Guitarist Sharon Isbin celebrates 25 years on Aspen faculty |

Guitarist Sharon Isbin celebrates 25 years on Aspen faculty

Andrew Travers
The Aspen Times
Guitarist Sharon Isbin will perform Wednesday at the Aspen Music Festival with Stanley Jordan and Romero Lubambo.
J Henry Fair/Courtesy photo |

If You Go …

What: Guitar Passions with Sharon Isbin, Stanley Jordan and Romero Lubambo

Where: Harris Concert Hall

When: Thursday, Aug. 6, 8 p.m.

How much: $65


What: Sharon Isbin Guitar Master Classes

Where: Bucksbaum Campus

When: Friday, Aug. 7, 1 p.m.; Sunday, Aug. 9, 11 a.m.; Wednesday, Aug. 12, 9 a.m.; Friday, Aug. 14, 1 p.m.; Sunday, Aug. 16, noon; Wednesday, Aug. 19, 9 a.m.

How much: Free

More info:

What: Classical Guitar Recital

Where: Scanlan Hall, Bucksbaum Campus

When: Thursday, Aug. 20, 6 p.m.

How much: Free

More info:

Sharon Isbin has performed on the Grammys and for the Obamas at the White House. She’s released 27 albums and soloed with nearly 200 orchestras. She’s blazed a trail for women in the world of classical guitar and is generally regarded as the instrument’s best living practitioner.

And her musical journey began in Aspen, where she first arrived as an Aspen Music Festival and School student in the 1970s, and where this summer she is celebrating her 25th year running the school’s guitar program.

The Minnesota native’s time as a teen here, studying under Aspen guitar program founder Oscar Ghiglia, began a career-long relationship with the school. The Aspen experience, Isbin said in a recent interview, has shaped her musical sensibilities and her adventurous guitar forays across genres and cultures.

“There’s really no place like it in the world where you can have such focused concentration on your area of study plus an exposure to amazing musicians from the orchestral world, the vocal world, from chamber music, not to mention the forays into jazz and bluegrass, in a setting that is breathtaking,” she said. “People are lured by the mountains as much as they are by the beautiful music. That’s inspiring to everyone who is playing. You look out at that and you say, ‘I’m going to play great music.’”

Isbin performs today at the festival with fellow guitarists Stanley Jordan and Romero Lubambo in one of the most anticipated concerts of the season.

The program, similar to what the trio performed on a 20-city world tour last year, will include classical guitar compositions from Spain and South America with a jazz-infused Brazilian style as its centerpiece. The trio performs in seven different configurations.

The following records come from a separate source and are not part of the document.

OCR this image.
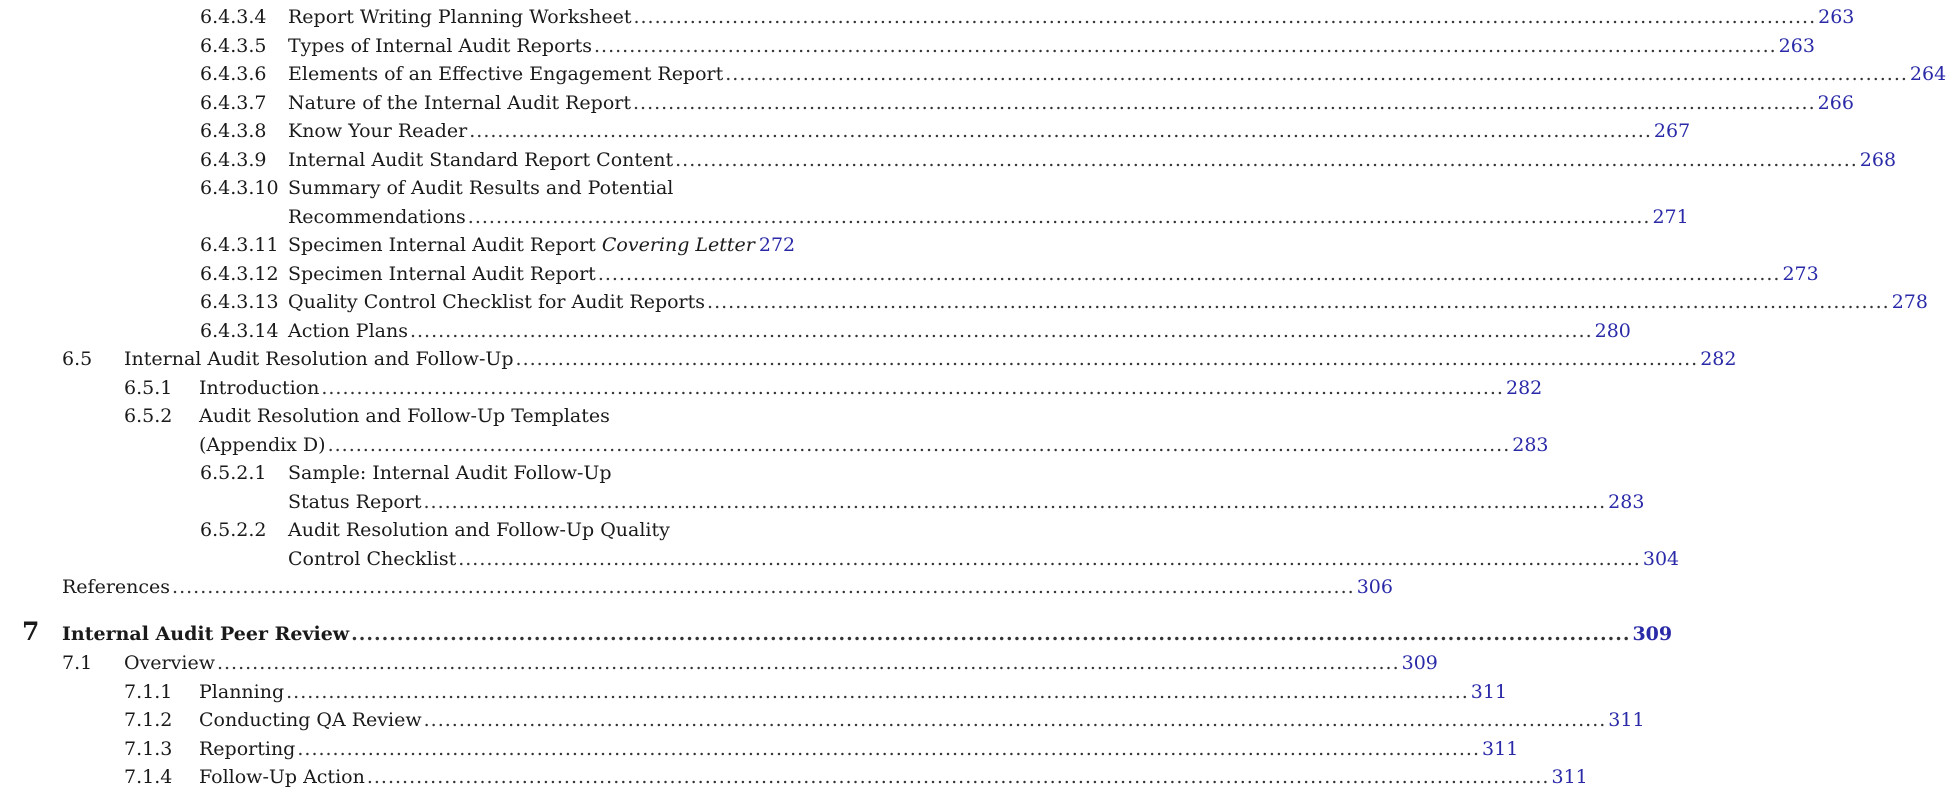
6.4.3.4 Report Writing Planning Worksheet .....	263
6.4.3.5 Types of Internal Audit Reports .....	263
6.4.3.6 Elements of an Effective Engagement Report .....	264
6.4.3.7 Nature of the Internal Audit Report .....	266
6.4.3.8 Know Your Reader .....	267
6.4.3.9 Internal Audit Standard Report Content .....	268
6.4.3.10 Summary of Audit Results and Potential
Recommendations .....	271
6.4.3.11 Specimen Internal Audit Report Covering Letter 272
6.4.3.12 Specimen Internal Audit Report .....	273
6.4.3.13 Quality Control Checklist for Audit Reports .....	278
6.4.3.14 Action Plans .....	280
6.5 Internal Audit Resolution and Follow-Up .....	282
6.5.1 Introduction .....	282
6.5.2 Audit Resolution and Follow-Up Templates
(Appendix D) .....	283
6.5.2.1 Sample: Internal Audit Follow-Up
Status Report .....	283
6.5.2.2 Audit Resolution and Follow-Up Quality
Control Checklist .....	304
References .....	306
7 Internal Audit Peer Review .....	309
7.1 Overview .....	309
7.1.1 Planning .....	311
7.1.2 Conducting QA Review .....	311
7.1.3 Reporting .....	311
7.1.4 Follow-Up Action .....	311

Isbin has collaborated with Jordan and Lubambo on and off since the 1990s, and recorded with them on her 2011 album “Guitar Passions.”

The pieces they’ve selected highlight Jordan and Lubambo’s improvisational skills and include Rodrigo’s “Adagio” concerto arranged for guitars, concluding with Jordan playing an improvisational electric guitar bossa nova.

“I love the freedom that comes with people who improvise,” Isbin said. “You never know what’s going to happen — that’s what makes it unique and of the moment. It will never be the same twice.”

Last year, Isbin was the subject of PBS’s “Sharon Isbin: Troubadour,” an hour-long documentary — five years in the making — that screened last summer at the Aspen Music Festival. The film, now available on DVD and Blu-ray, tracks Isbin’s singular career, portraying her persistence in convincing composers to write guitar concertos and include the instrument on the classical stage and her fearlessness as a woman in the male-dominated guitar field.

“In the guitar world, I always had to fight as a woman,” she says in the film, “and in the music world I always had to fight as a guitarist.”

Her first summer here she was one of just two girls among 50 guitar students.

The film highlights her collaborations with Jordan and Lubambo, along with diverse musicians from folk legend Joan Baez to composer Christopher Rouse and rock guitarist Steve Vai. A five-album Isbin box set, released last year, offers a primer on her genre-hopping approach and diverse repertoire, from Brazilian jazz to Baroque to folk.

“Troubadour” also touches on the wide pop cultural range she covers, and relationships with people outside of the classical universe, from Martina Navratilova to Garrison Keillor to David Hyde Pierce. Some may know Isbin best for her cameo role on “The L Word” and her score for Martin Scorsese’s “The Departed.”

“Troubadour” also shows her with students in Aspen and at Juillard (where she founded the guitar program in 1989), capturing her attentive, uncompromising pedagogical style. (Her classes in Aspen are open to the public, and her students will perform a free concert Aug. 20).

Producer Susan Dangel and her crew followed Isbin for five years to make the film, an arrangement that took some getting used to for the musician but proved well worth it.

“She made it something that’s appealing not only to musicians but to people who have no connection to the music world,” Isbin said. “It’s inspiring because it’s about nurturing a dream and a passion. And that’s a universal story.”